Emergenza Covid-19: dodici considerazioni

Il nostro punto di riferimento deve rimanere il Signore e non il coronavirus. È necessario affermare il controllo di Dio sull’intera situazione e la necessità di pentirsi davanti a Lui.

La prima considerazione riguarda la constatazione dell’assoluta novità di questa emergenza dovuta al coronavirus. Nella società attuale non è mai esistito qualcosa del genere. Le città offrono un quadro surreale e anche spettrale, qualcosa che mette in discussione consuetudini consolidate da anni. Sarebbe una grande ingenuità assimilare questo tempo a tutti gli altri. Impossibile non avvedersi che sta accadendo qualcosa (cfr Mt 24,39), anche se si fa fatica a “discernere” i “segni dei tempi” (Mt 16,3). Siamo obbligati a fare una pausa nella vertiginosa frenesia del quotidiano e a riconoscere i nostri grandi limiti. Una pausa che oltre a mettere in discussione questioni personali e modeste, mette anche in discussione questioni di sistema ampie e profonde.

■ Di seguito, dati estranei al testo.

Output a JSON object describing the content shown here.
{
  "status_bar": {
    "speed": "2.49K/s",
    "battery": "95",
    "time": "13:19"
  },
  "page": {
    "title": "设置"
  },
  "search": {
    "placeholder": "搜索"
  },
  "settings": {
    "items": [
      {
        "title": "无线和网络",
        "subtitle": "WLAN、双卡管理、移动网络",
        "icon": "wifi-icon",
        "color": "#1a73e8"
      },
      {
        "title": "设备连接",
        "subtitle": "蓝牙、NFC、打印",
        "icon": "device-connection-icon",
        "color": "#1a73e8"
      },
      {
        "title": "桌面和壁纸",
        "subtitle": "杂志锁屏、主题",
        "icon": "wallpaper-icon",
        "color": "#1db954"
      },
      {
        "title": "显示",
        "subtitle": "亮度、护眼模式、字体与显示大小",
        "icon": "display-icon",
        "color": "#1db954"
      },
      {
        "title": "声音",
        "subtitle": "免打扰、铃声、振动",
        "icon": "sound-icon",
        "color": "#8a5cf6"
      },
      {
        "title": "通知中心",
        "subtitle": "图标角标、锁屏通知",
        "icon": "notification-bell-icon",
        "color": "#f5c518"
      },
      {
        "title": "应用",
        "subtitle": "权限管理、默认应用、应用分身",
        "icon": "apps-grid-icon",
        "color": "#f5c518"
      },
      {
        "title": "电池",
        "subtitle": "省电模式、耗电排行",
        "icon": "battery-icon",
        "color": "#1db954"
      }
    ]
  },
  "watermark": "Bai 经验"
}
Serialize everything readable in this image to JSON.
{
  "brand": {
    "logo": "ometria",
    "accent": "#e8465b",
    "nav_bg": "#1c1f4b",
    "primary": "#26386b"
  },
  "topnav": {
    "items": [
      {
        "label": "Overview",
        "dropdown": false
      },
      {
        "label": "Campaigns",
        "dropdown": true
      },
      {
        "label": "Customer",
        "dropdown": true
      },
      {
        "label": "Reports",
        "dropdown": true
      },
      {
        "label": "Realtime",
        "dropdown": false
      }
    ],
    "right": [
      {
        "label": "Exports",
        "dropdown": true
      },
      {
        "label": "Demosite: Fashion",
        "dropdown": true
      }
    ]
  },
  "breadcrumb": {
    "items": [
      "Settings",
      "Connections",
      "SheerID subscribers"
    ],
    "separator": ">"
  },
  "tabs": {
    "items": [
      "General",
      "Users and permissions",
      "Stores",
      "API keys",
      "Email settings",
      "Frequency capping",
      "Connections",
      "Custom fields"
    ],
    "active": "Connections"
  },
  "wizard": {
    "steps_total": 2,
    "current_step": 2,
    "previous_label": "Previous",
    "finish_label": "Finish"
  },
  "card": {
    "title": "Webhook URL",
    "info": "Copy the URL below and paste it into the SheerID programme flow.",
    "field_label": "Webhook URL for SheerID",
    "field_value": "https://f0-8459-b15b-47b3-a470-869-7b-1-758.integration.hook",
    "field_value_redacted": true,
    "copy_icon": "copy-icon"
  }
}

La seconda considerazione riguarda la problematizzazione dei programmi previsti. Tutto quello che si era pensato di fare deve essere rimodulato in una cornice profondamente mutata. Molte cose date per scontate e forse normali nell’ambito di una certa “arroganza”, hanno dovuto fare i conti con un cambiamento di paradigmi (Giac 4,13-16). Fa sicuramente del bene avere maggiore coscienza della fragilità e dell’incertezza degli schemi usuali e mettere in discussione certezze troppo scontate. Accontentarsi di messaggi rassicuranti è insufficiente. Non basta dire e dirsi “andrà tutto bene”. Un mondo che si nutre di ottimismo non ha alcuna garanzia davanti alle negatività. Non basta dire e dirsi “stiamo uniti”. Un mondo autoreferenziale è un mondo con una speranza modesta. Vale allora la pena rivedere schemi di vita troppo banali.

La terza considerazione ha a che fare con l’ansia registrata. L’ansia per un virus è comprensibile ed è sacrosanta. È giusto che davanti ad esso vi possa anche essere una certa apprensione. Viene però da chiedersi se non sarebbe il caso d’avere ansia per questioni altrettanto se non più gravi. Perché non interrogarsi sul senso della propria vita e sull’estraneità nei confronti del Dio dell’alleanza? “Che serve all’uomo guadagnare tutto il mondo, se poi perde o rovina se stesso?” (Lc 9,25). Si è sicuri d’avere paradigmi adeguati alla realtà? Si è sicuri che l’architettura del mondo così com’è concepita sia veramente coerente e sana? Non è illecito pensare che vi possano essere squilibri gravidi di conseguenze.covid

La quarta considerazione riguarda il senso d’impotenza della scienza. C’è da avere un enorme debito di riconoscenza nei confronti della scienza e del suo continuo progresso. C’è da ammirare chi ha svolto e svolge il proprio compito con sacrificio e abnegazione a livello medico, infermieristico, a livello della protezione civile e degli amministratori locali. Non si può d’altro lato non rilevare come in qualche caso sia presente un sentimento d’onnipotenza da parte della scienza. Questa vicenda aiuta a sottolineare quanto sia sbagliato pensare alla medicina con una fiducia incondizionata. Le statistiche riferiscono di persone positive, guarite e … decedute. L’evento mette allora giustamente in crisi le sicurezze della società della tecnica e del controllo, perché vi sono limiti oggettivi.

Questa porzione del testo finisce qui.